—Richard Albert, Boston College Law School
“Five Questions with … ” is a brand new feature at I-CONnect. We will periodically invite a public law scholar to answer five questions about his or her research.
Ran Hirschl (PhD, Yale) is Professor of Political Science and Law at the University of Toronto, and as of 2016, holder of the Alexander von Humboldt Professorship in Comparative Constitutionalism, hosted by the University of Göttingen. In 2014, he was elected Fellow of the Royal Society of Canada (FRSC). Professor Hirschl is the author of Towards Juristocracy: The Origins and Consequences of the New Constitutionalism (Harvard University Press, 2004 & 2007), Constitutional Theocracy (Harvard University Press, 2010)—winner of the 2011 Mahoney Prize in Legal Theory; Comparative Matters: The Renaissance of Comparative Constitutional Law (Oxford University Press, 2014)—winner of the 2015 APSA C. Herman Pritchett award for the best book on law and courts, as well as over ninety articles and book chapters on comparative constitutionalism and judicial review published in major social science journals, law reviews, and edited collections. Professor Hirschl is the recipient of several prestigious research and scholarly awards in five different countries: Canada, Israel, the United States, Australia and Germany. He is an editorial board member of several leading journals, co-editor of a book series on comparative constitutional law and policy published by Cambridge University Press, and the co-president (2015-2018) of the International Society of Public Law. His work has been translated into various languages, discussed in numerous scholarly fora, cited in high court decisions, and addressed in media venues from the New York Times to the Jerusalem Post.
1. Tell us about something you are working on right now.
I am currently working on a new book on the spatial, political geography dimensions of constitutionalism, past and present. It ties up nicely with a second project I am engaged in on various reactions to so-called “global constitutionalism.” In addition, I am writing a couple of pieces on the methodological horizons of comparative constitutional inquiry, and a paper with Ayelet Shachar on the threat to statist constitutionalism posed by religion.
2. How and when do you write? Do you have a routine or do you write whenever and wherever you find the time?
Unlike Mark Tushnet or Rosalind Dixon, I prefer to write at home, during the wee hours, early morning or late night. The main determinant of when and how much is, to be frank, family obligations. My better half and life-long intellectual partner has recently assumed a directorship position with the Max Planck Society (Germany) which opens up a whole new world of intellectual and institutional possibilities for her, but also places serious demands on her time. Add to that a child in his formative high school years, and well … you get the picture. A second factor is travel. I do it frequently and enjoy it a great deal, but sometimes find it taxing in terms of keeping my eyes on the writing ball. My office time is devoted to meetings with students and professional correspondence in all its variety.
3. Whose scholarship jumps to the top of your reading list when she or he publishes something new?

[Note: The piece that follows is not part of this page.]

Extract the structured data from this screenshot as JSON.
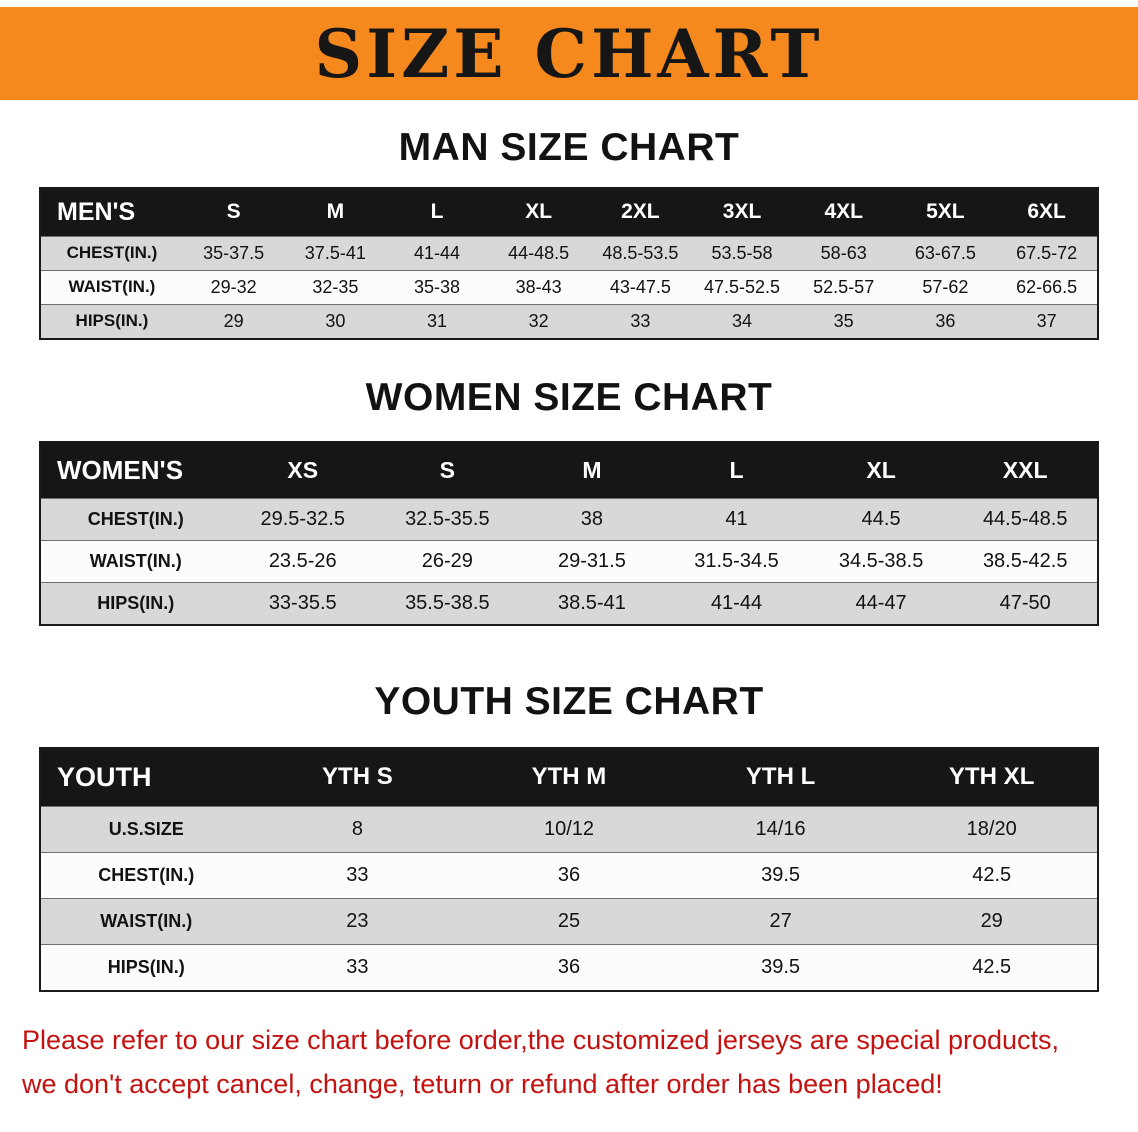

I follow closely the work of many comparativists, young and younger, in both political science and law. I cherish the intellectual honesty of Sandy Levinson and Vicki Jackson, the versatility of Tom Ginsburg, the daring of Mila Versteeg, and the humanistic depth of Joseph Weiler to name but a few scholars whose work I follow. I am frequently asked to review manuscripts and grant proposals, a fact that helps to keep up with a range of comparative work on constitutional law and politics. With Tom Ginsburg and Zach Elkins, I co-edit a book series on comparative constitutional law and policy. That allows us to review book proposals and to think critically about new ideas, and where the field may be heading.
4. Is there an article or book that influenced you as a student and that continues today to be an important reference point for you?
Books such as Martin Shapiro’s Courts or Sandy Levinson’s Constitutional Faith are classics that continue to guide my thinking about the constitutional domain and its socio-political context and functions. But I often find myself drawn to non-law literary gems that helped me survive the largely doctrinal first year law school classes, most notably Italo Calvino’s Invisible Cities, Friedrich Dürrenmatt’s The Pledge, Rebecca Goldstein’s The Legacy of Raizel Kaidish, Yaakov Shabtai’s Past Continuous, and Georges Perec’s The Winter Journey, all of which I know nearly by heart.
5. What are some of the big questions ripe for inquiry in your area of research interest?
Economic inequality is obviously a major theme, but since it has been addressed by earlier posts, I shall not say more about it. It may be indicative of a broader problem with constitutionalism, especially in its prevalent liberal breed, namely that it helps take off the table core issues such as class, wealth and inheritance, meaningful democratic representation and other such matters. In addition, I am puzzled by the continuous self-centrism in the study of American constitutionalism, and surprisingly, the study of European constitutionalism as well, while many interesting questions of constitutional politics are better addressed by a genuinely comparative, problem-driven, not setting-driven outlook.